Westdeutsche Allgemeine Zeitung
WAZ: Wahlkampfbühne Bundesrat. Kommentar von Christian Kerl
Essen (ots)
Ein bitterer Moment für die Koalition, eine kleine Zäsur in der Politik: Mit ihrem Beschluss für die Einführung eines Mindestlohns von 8,50 Euro hat die neue rot-rot-grüne Mehrheit im Bundesrat unverzüglich ihre Ankündigung wahr gemacht, die Regierung mit Gesetzesinitiativen unter Druck zu setzen. Das erste Exempel ist gut gewählt, auch wenn alle Beteiligten wissen, dass Schwarz-Gelb im Bundestag den Mindestlohn stoppen wird. Die Union wird von dem Vorstoß kalt erwischt - verzweifelt versucht sie, vor der Bundestagswahl einen "Mindestlohn light" mit der FDP auszuhandeln, um Rot-Grün ein Thema abzujagen. Doch mehr als Nebelkerzen sind der Koalition bisher nicht gelungen.
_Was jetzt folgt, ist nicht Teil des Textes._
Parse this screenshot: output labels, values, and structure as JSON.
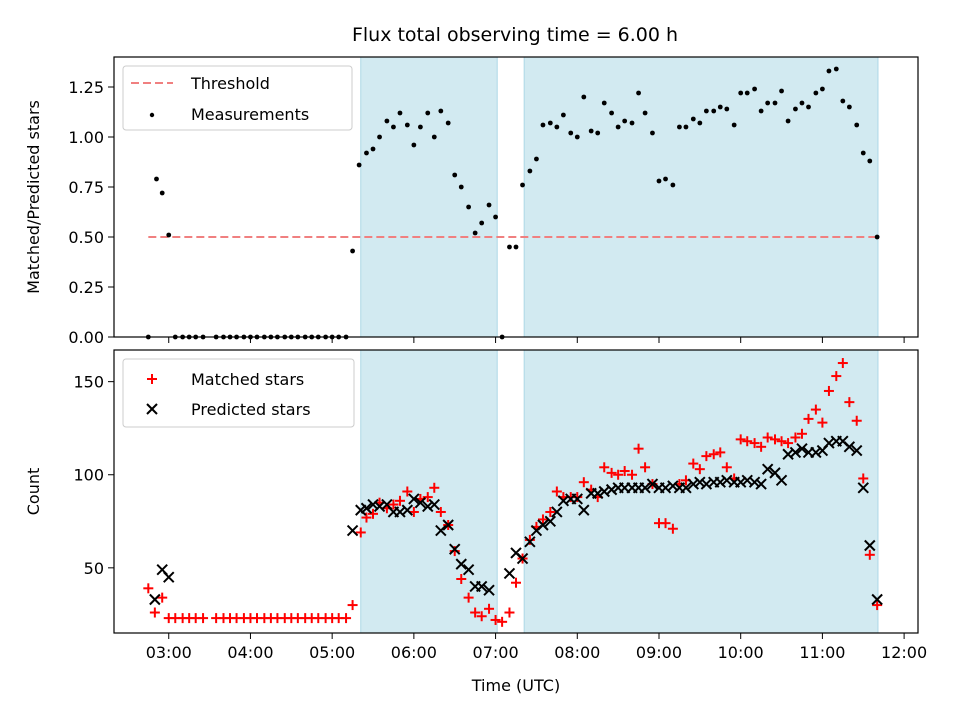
{
  "chart_data": {
    "title": "Flux total observing time = 6.00 h",
    "xlabel": "Time (UTC)",
    "x_unit": "hours UTC",
    "xlim": [
      2.33,
      12.17
    ],
    "x_ticks": [
      {
        "value": 3,
        "label": "03:00"
      },
      {
        "value": 4,
        "label": "04:00"
      },
      {
        "value": 5,
        "label": "05:00"
      },
      {
        "value": 6,
        "label": "06:00"
      },
      {
        "value": 7,
        "label": "07:00"
      },
      {
        "value": 8,
        "label": "08:00"
      },
      {
        "value": 9,
        "label": "09:00"
      },
      {
        "value": 10,
        "label": "10:00"
      },
      {
        "value": 11,
        "label": "11:00"
      },
      {
        "value": 12,
        "label": "12:00"
      }
    ],
    "shaded_spans": [
      {
        "start": 5.35,
        "end": 7.02,
        "color": "#add8e6"
      },
      {
        "start": 7.35,
        "end": 11.68,
        "color": "#add8e6"
      }
    ],
    "top": {
      "type": "scatter",
      "ylabel": "Matched/Predicted stars",
      "ylim": [
        0,
        1.4
      ],
      "y_ticks": [
        "0.00",
        "0.25",
        "0.50",
        "0.75",
        "1.00",
        "1.25"
      ],
      "legend": "top-left",
      "threshold": {
        "name": "Threshold",
        "value": 0.5,
        "x_range": [
          2.75,
          11.68
        ],
        "color": "#f08080"
      },
      "measurements": {
        "name": "Measurements",
        "color": "#000000",
        "x": [
          2.75,
          2.85,
          2.92,
          3.0,
          3.08,
          3.17,
          3.25,
          3.33,
          3.42,
          3.58,
          3.67,
          3.75,
          3.83,
          3.92,
          4.0,
          4.08,
          4.17,
          4.25,
          4.33,
          4.42,
          4.5,
          4.58,
          4.67,
          4.75,
          4.83,
          4.92,
          5.0,
          5.08,
          5.17,
          5.25,
          5.33,
          5.42,
          5.5,
          5.58,
          5.67,
          5.75,
          5.83,
          5.92,
          6.0,
          6.08,
          6.17,
          6.25,
          6.33,
          6.42,
          6.5,
          6.58,
          6.67,
          6.75,
          6.83,
          6.92,
          7.0,
          7.08,
          7.17,
          7.25,
          7.33,
          7.42,
          7.5,
          7.58,
          7.67,
          7.75,
          7.83,
          7.92,
          8.0,
          8.08,
          8.17,
          8.25,
          8.33,
          8.42,
          8.5,
          8.58,
          8.67,
          8.75,
          8.83,
          8.92,
          9.0,
          9.08,
          9.17,
          9.25,
          9.33,
          9.42,
          9.5,
          9.58,
          9.67,
          9.75,
          9.83,
          9.92,
          10.0,
          10.08,
          10.17,
          10.25,
          10.33,
          10.42,
          10.5,
          10.58,
          10.67,
          10.75,
          10.83,
          10.92,
          11.0,
          11.08,
          11.17,
          11.25,
          11.33,
          11.42,
          11.5,
          11.58,
          11.67
        ],
        "y": [
          0.0,
          0.79,
          0.72,
          0.51,
          0.0,
          0.0,
          0.0,
          0.0,
          0.0,
          0.0,
          0.0,
          0.0,
          0.0,
          0.0,
          0.0,
          0.0,
          0.0,
          0.0,
          0.0,
          0.0,
          0.0,
          0.0,
          0.0,
          0.0,
          0.0,
          0.0,
          0.0,
          0.0,
          0.0,
          0.43,
          0.86,
          0.92,
          0.94,
          1.0,
          1.08,
          1.05,
          1.12,
          1.06,
          0.96,
          1.05,
          1.12,
          1.0,
          1.13,
          1.07,
          0.81,
          0.75,
          0.65,
          0.52,
          0.57,
          0.66,
          0.6,
          0.0,
          0.45,
          0.45,
          0.76,
          0.83,
          0.89,
          1.06,
          1.07,
          1.05,
          1.11,
          1.02,
          1.0,
          1.2,
          1.03,
          1.02,
          1.17,
          1.12,
          1.05,
          1.08,
          1.07,
          1.22,
          1.12,
          1.02,
          0.78,
          0.79,
          0.76,
          1.05,
          1.05,
          1.09,
          1.07,
          1.13,
          1.13,
          1.15,
          1.14,
          1.06,
          1.22,
          1.22,
          1.24,
          1.13,
          1.17,
          1.17,
          1.23,
          1.08,
          1.14,
          1.17,
          1.15,
          1.22,
          1.24,
          1.33,
          1.34,
          1.18,
          1.15,
          1.06,
          0.92,
          0.88,
          0.5
        ]
      }
    },
    "bottom": {
      "type": "scatter",
      "ylabel": "Count",
      "ylim": [
        15,
        167
      ],
      "y_ticks": [
        50,
        100,
        150
      ],
      "legend": "top-left",
      "series": [
        {
          "name": "Matched stars",
          "marker": "plus",
          "color": "#ff0000",
          "x": [
            2.75,
            2.83,
            2.92,
            3.0,
            3.08,
            3.17,
            3.25,
            3.33,
            3.42,
            3.58,
            3.67,
            3.75,
            3.83,
            3.92,
            4.0,
            4.08,
            4.17,
            4.25,
            4.33,
            4.42,
            4.5,
            4.58,
            4.67,
            4.75,
            4.83,
            4.92,
            5.0,
            5.08,
            5.17,
            5.25,
            5.35,
            5.42,
            5.5,
            5.58,
            5.67,
            5.75,
            5.83,
            5.92,
            6.0,
            6.08,
            6.17,
            6.25,
            6.33,
            6.42,
            6.5,
            6.58,
            6.67,
            6.75,
            6.83,
            6.92,
            7.0,
            7.08,
            7.17,
            7.25,
            7.33,
            7.42,
            7.5,
            7.58,
            7.67,
            7.75,
            7.83,
            7.92,
            8.0,
            8.08,
            8.17,
            8.25,
            8.33,
            8.42,
            8.5,
            8.58,
            8.67,
            8.75,
            8.83,
            8.92,
            9.0,
            9.08,
            9.17,
            9.25,
            9.33,
            9.42,
            9.5,
            9.58,
            9.67,
            9.75,
            9.83,
            9.92,
            10.0,
            10.08,
            10.17,
            10.25,
            10.33,
            10.42,
            10.5,
            10.58,
            10.67,
            10.75,
            10.83,
            10.92,
            11.0,
            11.08,
            11.17,
            11.25,
            11.33,
            11.42,
            11.5,
            11.58,
            11.67
          ],
          "y": [
            39,
            26,
            34,
            23,
            23,
            23,
            23,
            23,
            23,
            23,
            23,
            23,
            23,
            23,
            23,
            23,
            23,
            23,
            23,
            23,
            23,
            23,
            23,
            23,
            23,
            23,
            23,
            23,
            23,
            30,
            69,
            77,
            79,
            85,
            82,
            84,
            86,
            91,
            80,
            87,
            88,
            93,
            80,
            73,
            59,
            44,
            34,
            26,
            24,
            28,
            22,
            21,
            26,
            42,
            55,
            65,
            72,
            76,
            80,
            91,
            88,
            88,
            88,
            96,
            92,
            88,
            104,
            101,
            100,
            102,
            100,
            114,
            104,
            95,
            74,
            74,
            71,
            95,
            97,
            106,
            103,
            110,
            111,
            112,
            104,
            98,
            119,
            118,
            117,
            115,
            120,
            119,
            118,
            117,
            120,
            122,
            130,
            135,
            128,
            145,
            153,
            160,
            139,
            129,
            98,
            57,
            30
          ]
        },
        {
          "name": "Predicted stars",
          "marker": "x",
          "color": "#000000",
          "x": [
            2.83,
            2.92,
            3.0,
            5.25,
            5.35,
            5.42,
            5.5,
            5.58,
            5.67,
            5.75,
            5.83,
            5.92,
            6.0,
            6.08,
            6.17,
            6.25,
            6.33,
            6.42,
            6.5,
            6.58,
            6.67,
            6.75,
            6.83,
            6.92,
            7.17,
            7.25,
            7.33,
            7.42,
            7.5,
            7.58,
            7.67,
            7.75,
            7.83,
            7.92,
            8.0,
            8.08,
            8.17,
            8.25,
            8.33,
            8.42,
            8.5,
            8.58,
            8.67,
            8.75,
            8.83,
            8.92,
            9.0,
            9.08,
            9.17,
            9.25,
            9.33,
            9.42,
            9.5,
            9.58,
            9.67,
            9.75,
            9.83,
            9.92,
            10.0,
            10.08,
            10.17,
            10.25,
            10.33,
            10.42,
            10.5,
            10.58,
            10.67,
            10.75,
            10.83,
            10.92,
            11.0,
            11.08,
            11.17,
            11.25,
            11.33,
            11.42,
            11.5,
            11.58,
            11.67
          ],
          "y": [
            33,
            49,
            45,
            70,
            81,
            82,
            84,
            83,
            84,
            80,
            80,
            81,
            87,
            85,
            83,
            84,
            70,
            73,
            60,
            52,
            49,
            40,
            40,
            38,
            47,
            58,
            55,
            64,
            70,
            73,
            75,
            80,
            86,
            87,
            87,
            81,
            90,
            90,
            91,
            92,
            93,
            93,
            93,
            93,
            93,
            95,
            93,
            93,
            94,
            93,
            93,
            95,
            96,
            95,
            96,
            96,
            97,
            96,
            96,
            97,
            96,
            95,
            103,
            101,
            97,
            111,
            112,
            114,
            112,
            112,
            113,
            117,
            118,
            118,
            115,
            113,
            93,
            62,
            33
          ]
        }
      ]
    }
  }
}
Der Vorwurf, Rot-Grün betreibe da eine politische Schau, läuft ins Leere. Aber: Es ist nur ein schmaler Grat zwischen Gestaltungsanspruch und Krawall. Vieles deutet darauf hin, dass die neue Ländermehrheit doch auf den billigen Effekt setzen und den Bundesrat als Wahlkampf-Bühne missbrauchen wird. Das avisierte Gesetz zur Abschaffung des Betreuungsgeldes etwa hätte wenig mit gestaltender Politik, aber viel mit Klamauk zu tun: SPD und Grüne wollen bloß die FDP vorführen, die dann im Bundestag aus Koalitionstreue erneut für die ungeliebte Familienleistung stimmen muss. Für solche Spielchen ist die Länderkammer eigentlich nicht da. Allerdings werden sie auch nicht ewig dauern. Die eigentliche Bedeutung der rot-grünen Mehrheit wird erst nach der Bundestagswahl sichtbar werden: Bliebe die schwarz-gelbe Koalition an der Macht, hätte sie bei ihrer neuen Agenda mit anhaltendem Widerstand des Bundesrats zu kämpfen - so wie einst Rot-Grün bis 2005. Der verantwortungsvolle Umgang mit dieser Gegenmacht wäre eine Herausforderung für sich. Aber auch eine Große Koalition würde mangels Länder-Mehrheit unter erschwerten Bedingungen starten. Eine rot-grüne Regierung indes könnte komfortabel durchregieren - wohl erst 2016 wäre die Mehrheit im Bundesrat wieder in Gefahr. Das Problem wäre ein anderes: Ein Kanzler Steinbrück würde zügig mit SPD-Länderfürsten wie Kraft, Weil oder Scholz aneinander geraten.